A deep sense of shared identity between citizens of North and South Korea remains alive and well, and the potential for at least some reconciliation should be at the center of America’s diplomatic efforts, former top U.S. officials and regional experts said Tuesday.
Speaking at The Washington Brief, a monthly forum hosted by The Washington Times Foundation, analysts said that the Biden administration must consider issues beyond just Pyongyang’s nuclear-weapons program when crafting its broader North Korea policy. The U.S. and its allies, they said, must weigh how the reestablishment of economic and other ties between Seoul and Pyongyang could create a far less hostile environment on the Korean Peninsula.
“There is a Korean identity that is not totally dependent on what passport you carry. There’s a Korean pride, in a way, that transcends a more traditional nationalism,” said Kathleen Stephens, former U.S. ambassador to South Korea and now the president and CEO of the Korean Economic Institute of America. “Koreans have remained Korean … and I think that’s true in both North and South.”
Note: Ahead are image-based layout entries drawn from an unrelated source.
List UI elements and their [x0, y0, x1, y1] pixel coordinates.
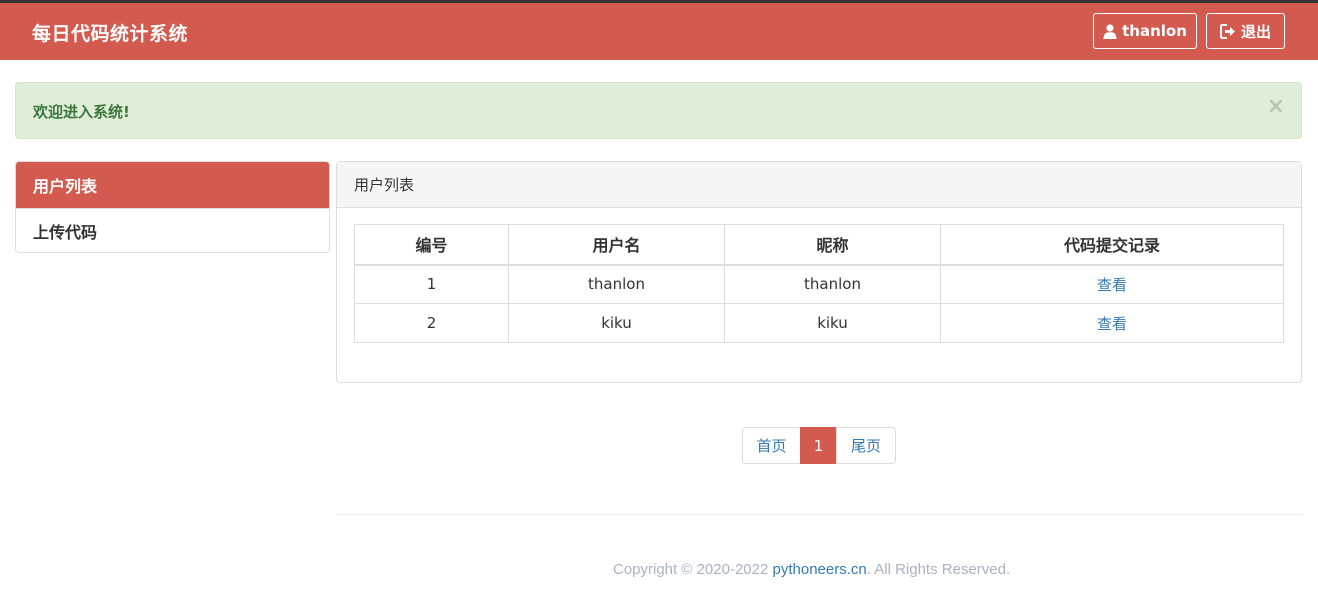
view-records-link[interactable]: 查看 [1097, 315, 1127, 333]
table-header-row: 编号 用户名 昵称 代码提交记录 [354, 224, 1284, 266]
footer-copyright: Copyright © 2020-2022 [613, 561, 773, 578]
sidebar-item-user-list[interactable]: 用户列表 [16, 162, 329, 208]
user-icon [1103, 23, 1117, 39]
table-row: 1 thanlon thanlon 查看 [354, 264, 1284, 304]
footer-rights: . All Rights Reserved. [866, 561, 1011, 578]
pagination: 首页 1 尾页 [742, 427, 896, 464]
welcome-alert: 欢迎进入系统! × [15, 82, 1302, 139]
pagination-last[interactable]: 尾页 [836, 427, 896, 464]
cell-action: 查看 [940, 303, 1284, 343]
cell-nickname: thanlon [724, 264, 941, 304]
sidebar: 用户列表 上传代码 [15, 161, 330, 253]
logout-icon [1219, 23, 1236, 39]
column-header-records: 代码提交记录 [940, 224, 1284, 266]
logout-button[interactable]: 退出 [1206, 13, 1285, 49]
column-header-id: 编号 [354, 224, 509, 266]
cell-id: 1 [354, 264, 509, 304]
alert-message: 欢迎进入系统! [33, 103, 130, 121]
cell-id: 2 [354, 303, 509, 343]
table-row: 2 kiku kiku 查看 [354, 303, 1284, 343]
logout-button-label: 退出 [1240, 22, 1271, 41]
cell-username: thanlon [508, 264, 725, 304]
pagination-page-1[interactable]: 1 [800, 427, 837, 464]
user-button-label: thanlon [1122, 22, 1187, 40]
panel-title: 用户列表 [337, 162, 1301, 208]
view-records-link[interactable]: 查看 [1097, 276, 1127, 294]
footer-link[interactable]: pythoneers.cn [773, 561, 867, 578]
user-list-panel: 用户列表 编号 用户名 昵称 代码提交记录 1 thanlon thanlon … [336, 161, 1302, 383]
cell-username: kiku [508, 303, 725, 343]
brand-title[interactable]: 每日代码统计系统 [32, 19, 188, 46]
user-table: 编号 用户名 昵称 代码提交记录 1 thanlon thanlon 查看 2 … [354, 224, 1284, 343]
sidebar-item-upload-code[interactable]: 上传代码 [16, 208, 329, 252]
cell-nickname: kiku [724, 303, 941, 343]
cell-action: 查看 [940, 264, 1284, 304]
navbar: 每日代码统计系统 thanlon 退出 [0, 3, 1318, 60]
close-icon[interactable]: × [1267, 96, 1285, 118]
column-header-username: 用户名 [508, 224, 725, 266]
footer-divider [336, 514, 1302, 515]
column-header-nickname: 昵称 [724, 224, 941, 266]
pagination-first[interactable]: 首页 [742, 427, 801, 464]
user-button[interactable]: thanlon [1093, 13, 1197, 49]
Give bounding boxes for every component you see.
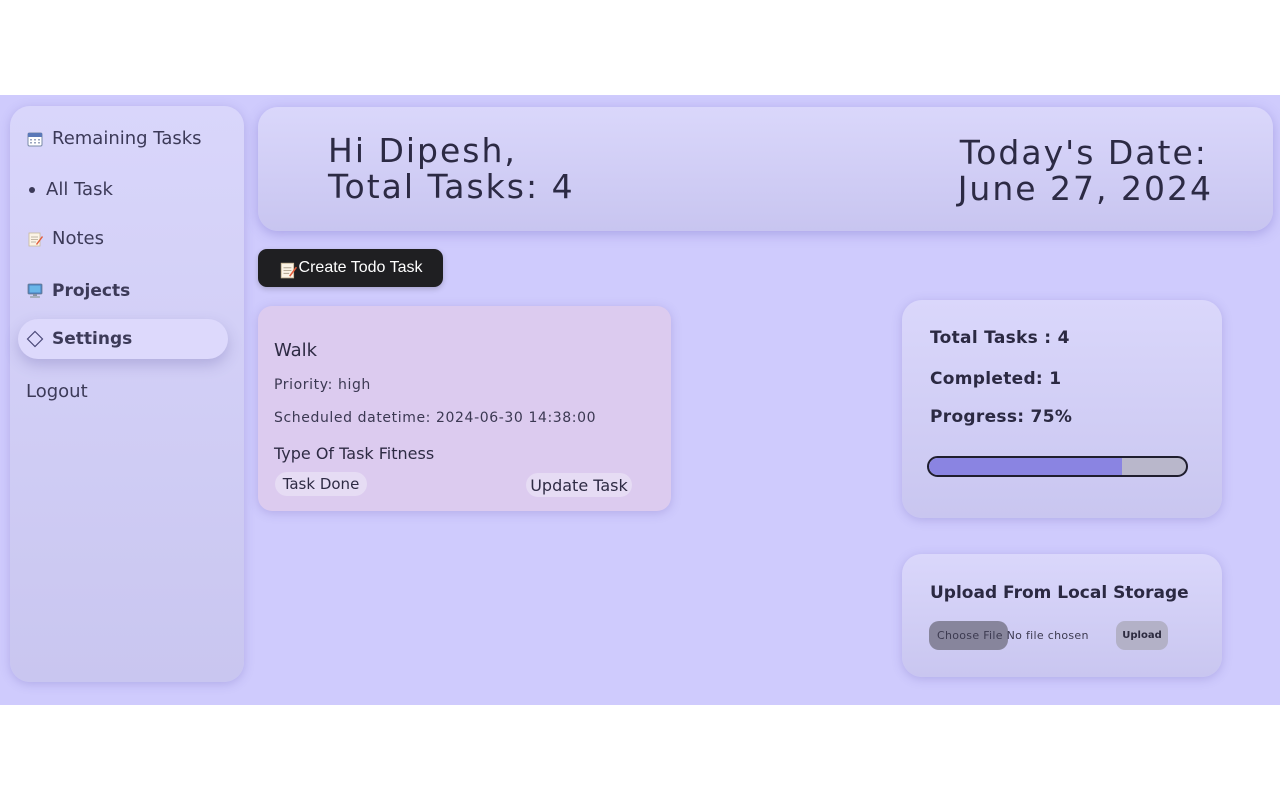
greeting-text: Hi Dipesh, [328, 131, 517, 170]
sidebar-item-label: Projects [52, 281, 131, 301]
memo-icon [279, 261, 297, 279]
task-title: Walk [274, 340, 318, 361]
header-total-tasks: Total Tasks: 4 [328, 167, 575, 206]
sidebar-item-remaining-tasks[interactable]: Remaining Tasks [26, 128, 202, 149]
sidebar-item-notes[interactable]: Notes [26, 228, 104, 249]
task-priority: Priority: high [274, 377, 371, 393]
memo-icon [26, 230, 44, 248]
stats-card: Total Tasks : 4 Completed: 1 Progress: 7… [902, 300, 1222, 518]
stats-progress: Progress: 75% [930, 407, 1073, 427]
sidebar-item-settings[interactable]: Settings [18, 319, 228, 359]
upload-button[interactable]: Upload [1116, 621, 1168, 650]
stats-total: Total Tasks : 4 [930, 328, 1070, 348]
no-file-chosen-text: No file chosen [1006, 629, 1089, 642]
bullet-icon [26, 181, 38, 199]
task-scheduled: Scheduled datetime: 2024-06-30 14:38:00 [274, 410, 597, 426]
sidebar: Remaining Tasks All Task Notes Projects … [10, 106, 244, 682]
logout-link[interactable]: Logout [26, 381, 88, 402]
sidebar-item-all-task[interactable]: All Task [26, 179, 113, 200]
sidebar-item-projects[interactable]: Projects [26, 281, 130, 301]
calendar-icon [26, 130, 44, 148]
stats-completed: Completed: 1 [930, 369, 1062, 389]
task-card: Walk Priority: high Scheduled datetime: … [258, 306, 671, 511]
task-done-button[interactable]: Task Done [275, 472, 367, 496]
create-todo-button[interactable]: Create Todo Task [258, 249, 443, 287]
create-todo-label: Create Todo Task [298, 259, 423, 276]
app-background: Remaining Tasks All Task Notes Projects … [0, 95, 1280, 705]
update-task-button[interactable]: Update Task [526, 473, 632, 497]
task-type: Type Of Task Fitness [274, 444, 435, 463]
upload-title: Upload From Local Storage [930, 583, 1189, 603]
sidebar-item-label: Logout [26, 381, 88, 402]
greeting-block: Hi Dipesh, Total Tasks: 4 [328, 133, 575, 205]
upload-card: Upload From Local Storage Choose File No… [902, 554, 1222, 677]
file-input-label: Choose File No file chosen [937, 629, 1089, 642]
progress-bar-fill [929, 458, 1122, 475]
sidebar-item-label: All Task [46, 179, 113, 200]
choose-file-text: Choose File [937, 629, 1003, 642]
date-label: Today's Date: [959, 133, 1208, 172]
sidebar-item-label: Remaining Tasks [52, 128, 202, 149]
progress-bar [927, 456, 1188, 477]
date-value: June 27, 2024 [957, 169, 1213, 208]
sidebar-item-label: Settings [52, 329, 133, 349]
dashboard-header: Hi Dipesh, Total Tasks: 4 Today's Date: … [258, 107, 1273, 231]
computer-icon [26, 282, 44, 300]
sidebar-item-label: Notes [52, 228, 104, 249]
date-block: Today's Date: June 27, 2024 [958, 135, 1213, 207]
diamond-icon [26, 330, 44, 348]
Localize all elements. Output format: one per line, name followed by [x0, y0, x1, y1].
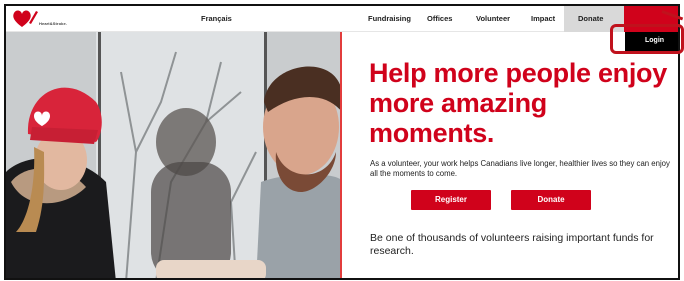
browser-frame: Heart&Stroke. Français Fundraising Offic…: [4, 4, 680, 280]
nav-donate-label: Donate: [578, 14, 604, 23]
nav-item-fundraising[interactable]: Fundraising: [368, 14, 411, 23]
top-navigation: Heart&Stroke. Français Fundraising Offic…: [6, 6, 678, 32]
heart-logo-icon: [13, 10, 38, 27]
nav-item-impact[interactable]: Impact: [531, 14, 555, 23]
donate-button[interactable]: Donate: [511, 190, 591, 210]
nav-item-volunteer[interactable]: Volunteer: [476, 14, 510, 23]
logo-wordmark: Heart&Stroke.: [39, 21, 67, 26]
hero-headline: Help more people enjoy more amazing mome…: [369, 58, 667, 148]
register-button[interactable]: Register: [411, 190, 491, 210]
nav-item-offices[interactable]: Offices: [427, 14, 452, 23]
hero-photo: [6, 32, 342, 278]
language-toggle-link[interactable]: Français: [201, 14, 232, 23]
heart-and-stroke-logo[interactable]: Heart&Stroke.: [12, 9, 72, 29]
volunteers-photo-image: [6, 32, 340, 278]
login-callout-highlight: [610, 24, 684, 54]
volunteer-paragraph: Be one of thousands of volunteers raisin…: [370, 232, 654, 257]
hero-subtext: As a volunteer, your work helps Canadian…: [370, 159, 670, 178]
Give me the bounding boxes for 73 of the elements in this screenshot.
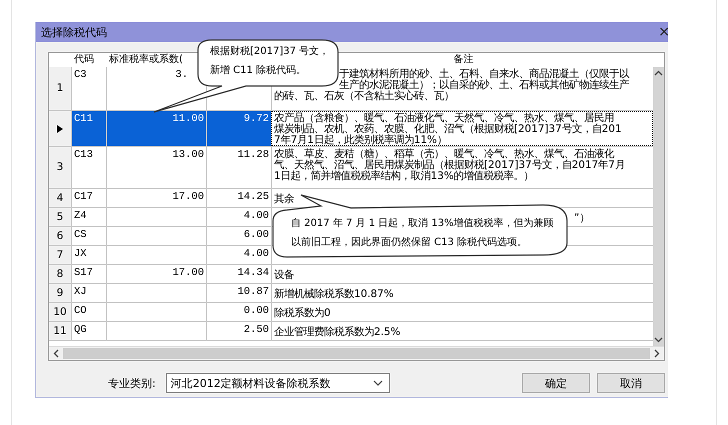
callout-text: 根据财税[2017]37 号文， <box>210 45 330 58</box>
table-cell[interactable]: 14.34 <box>206 265 271 283</box>
table-cell[interactable]: 3. <box>175 69 188 81</box>
category-dropdown[interactable]: 河北2012定额材料设备除税系数 <box>166 373 390 393</box>
callout-text: 以前旧工程，因此界面仍然保留 C13 除税代码选项。 <box>291 236 528 249</box>
dialog-button[interactable]: 确定 <box>522 373 590 393</box>
table-cell-text: 的砖、瓦、石灰（不含粘土实心砖、瓦） <box>274 91 455 102</box>
table-cell[interactable]: S17 <box>71 265 106 283</box>
table-cell[interactable]: 10.87 <box>206 284 271 302</box>
table-cell-text: 气、天然气、沼气、居民用煤炭制品（根据财税[2017]37号文，自2017年7月 <box>274 160 626 171</box>
table-cell[interactable]: QG <box>71 322 106 340</box>
table-cell[interactable]: C11 <box>71 111 106 146</box>
table-cell-text: 于建筑材料所用的砂、土、石料、自来水、商品混凝土（仅限于以 <box>339 69 630 80</box>
table-cell-text: 煤炭制品、农机、农药、农膜、化肥、沼气（根据财税[2017]37号文，自201 <box>274 124 623 135</box>
horizontal-scrollbar[interactable] <box>49 346 664 360</box>
table-cell-text: 新增机械除税系数10.87% <box>274 287 395 302</box>
table-cell[interactable]: 2.50 <box>206 322 271 340</box>
table-cell[interactable]: XJ <box>71 284 106 302</box>
row-number: 7 <box>49 246 71 264</box>
column-header[interactable]: 备注 <box>454 54 474 65</box>
table-cell[interactable]: JX <box>71 246 106 264</box>
table-cell-text: 1日起，简并增值税税率结构，取消13%的增值税税率。） <box>274 171 535 182</box>
row-number: 9 <box>49 284 71 302</box>
row-number: 8 <box>49 265 71 283</box>
table-cell[interactable]: C13 <box>71 147 106 188</box>
row-number: 4 <box>49 189 71 207</box>
table-cell-text: 农膜、草皮、麦秸（糖）、稻草（壳）、暖气、冷气、热水、煤气、石油液化 <box>274 149 616 160</box>
scroll-left-icon <box>53 349 59 358</box>
table-cell[interactable]: 13.00 <box>172 149 204 161</box>
scrollbar-thumb[interactable] <box>63 348 650 359</box>
row-number: 1 <box>49 67 71 110</box>
table-cell[interactable]: C17 <box>71 189 106 207</box>
vertical-scrollbar[interactable] <box>653 67 664 346</box>
table-cell[interactable]: 6.00 <box>206 227 271 245</box>
table-cell[interactable]: 17.00 <box>172 191 204 203</box>
table-cell-text: ”） <box>574 211 590 226</box>
row-number: 5 <box>49 208 71 226</box>
window-title: 选择除税代码 <box>41 24 107 40</box>
row-number: 10 <box>49 303 71 321</box>
table-cell[interactable]: CS <box>71 227 106 245</box>
row-number: 11 <box>49 322 71 340</box>
table-cell[interactable]: 0.00 <box>206 303 271 321</box>
callout-text: 新增 C11 除税代码。 <box>210 64 306 77</box>
table-cell[interactable]: Z4 <box>71 208 106 226</box>
table-cell[interactable]: C3 <box>71 67 106 110</box>
current-row-icon <box>57 124 63 132</box>
scroll-up-icon <box>654 70 663 76</box>
close-button[interactable]: × <box>658 24 670 40</box>
column-header[interactable]: 代码 <box>74 54 94 65</box>
table-cell[interactable]: 17.00 <box>172 267 204 279</box>
dialog-button[interactable]: 取消 <box>597 373 665 393</box>
scroll-right-icon <box>654 349 660 358</box>
table-cell-text: 其余 <box>274 192 295 207</box>
table-cell[interactable]: 14.25 <box>206 189 271 207</box>
table-cell-text: 生产的水泥混凝土）；以自采的砂、土、石料或其他矿物连续生产 <box>339 80 630 91</box>
column-header[interactable]: 标准税率或系数( <box>109 54 183 65</box>
dropdown-caret-icon <box>372 380 383 386</box>
row-number: 3 <box>49 147 71 188</box>
scroll-down-icon <box>654 337 663 343</box>
table-cell[interactable]: 11.00 <box>172 113 204 125</box>
table-cell-text: 设备 <box>274 268 295 283</box>
table-cell[interactable]: 4.00 <box>206 208 271 226</box>
row-number: 6 <box>49 227 71 245</box>
table-cell[interactable]: 11.28 <box>206 147 271 188</box>
table-cell[interactable]: CO <box>71 303 106 321</box>
table-cell[interactable]: 4.00 <box>206 246 271 264</box>
category-label: 专业类别: <box>108 376 156 390</box>
table-cell-text: 企业管理费除税系数为2.5% <box>274 325 402 340</box>
table-cell-text: 农产品（含粮食）、暖气、石油液化气、天然气、冷气、热水、煤气、居民用 <box>274 113 615 124</box>
table-cell[interactable]: 9.72 <box>206 111 271 146</box>
table-cell-text: 7年7月1日起，此类别税率调为11%） <box>274 135 448 146</box>
table-cell-text: 除税系数为0 <box>274 306 332 321</box>
callout-text: 自 2017 年 7 月 1 日起，取消 13%增值税税率，但为兼顾 <box>291 217 554 230</box>
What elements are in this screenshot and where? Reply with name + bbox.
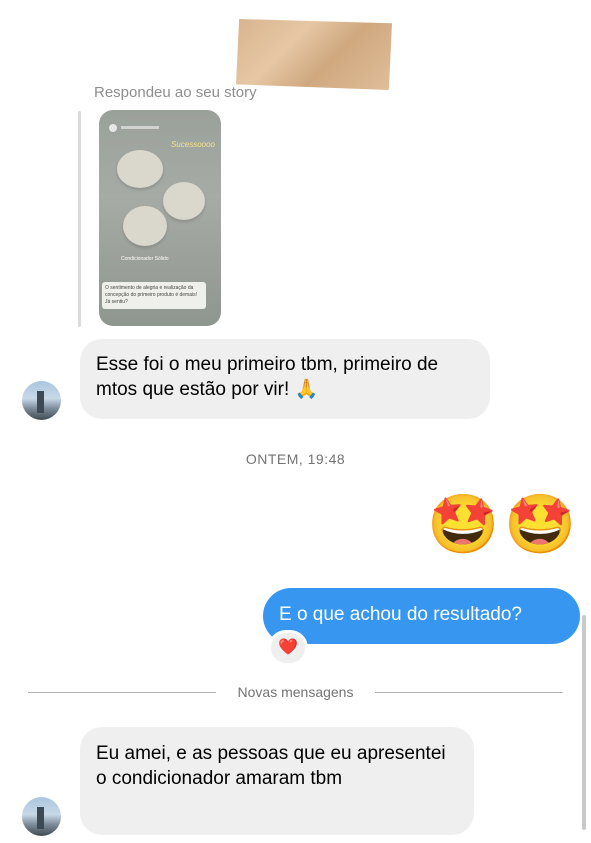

“There has to be some kind of … reconciliation. And I think the United States, the international community, have a certain obligation as we think about the challenges of North Korea to also pay attention to that issue of reconciliation,” she said.
Indeed, while former President Donald Trump’s in-person meetings with North Korean leader Kim Jong-un in 2018 garnered the greatest share of media attention, that same year also saw multiple meetings between Mr. Kim and South Korean President Moon Jae-in. Those conversations sparked hope that a new era could be on the horizon, potentially including a formal treaty to end the Korean War or other steps.
“At least for a moment … there was a reminder that, ’We speak the same language and we do share something that Koreans don’t share with anybody else.’ And I think that’s very powerful,” Ms. Stephens said.
At the same time, there are apparent signs that the concept of reunification between North and South Korea is losing steam, at least among South Koreans. A recent poll conducted by the Seoul-based Institute for Peace and Unification Studies (IPUS) found that just 44% of South Koreans believe “reunification is necessary,” the lowest figure since the annual poll began in 2007.
Some South Korean specialists attributed the drop to disappointment following the 2018 diplomatic outreach by Mr. Trump and Mr. Moon. When Mr. Trump’s efforts failed to produce a denuclearization deal with Pyongyang, and relations between North and South Korea returned to a stalemate, a segment of the South Korean population may have given up hope for reunification.
“People’s expectations … were so high in 2018 that the disappointment that followed was huge — the negative aspects would have been strengthened from those disappointments,” Kim Bumsoo, head of the Center for Unification Studies at IPUS, told the website NKnews.com last month.
Inside North Korea, analysts said, there’s also deep skepticism of reunification, with the chief fear being that North Korean leadership would essentially lose all authority and power in a newly unified country with the more prosperous South.
Instead of pursuing that path, Mr. Kim instead seems to be seeking the benefits of closer ties with South Korea without any of the responsibilities or risks, according to Alexandre Mansourov, professor at Georgetown University’s Center for Security Studies.
Mr. Kim “does want to have a better relationship so that on the one hand, whatever government they have in the South will recognize the legitimacy of the North Korean rule,” he said at Tuesday’s event. Mr. Kim, he added, wants to see the two nations’ “economies get increasingly harmonized” so he can take advantage of South Korea’s successful economy for his own benefit.
Even if support for reunification has dropped, regional experts say the South Korean people still want to see action taken to help citizens across the heavily armed border.
“I do feel there’s a growing anxiety in [South Korea] about some of the economic problems in North Korea that could lead to mass starvation … and that’s where there is a certain Korean-ism,” said Christopher Hill, a former U.S. ambassador to South Korea who moderated Tuesday’s panel. “I don’t think Koreans in [South Korea] want to stand by and watch North Koreans starve.”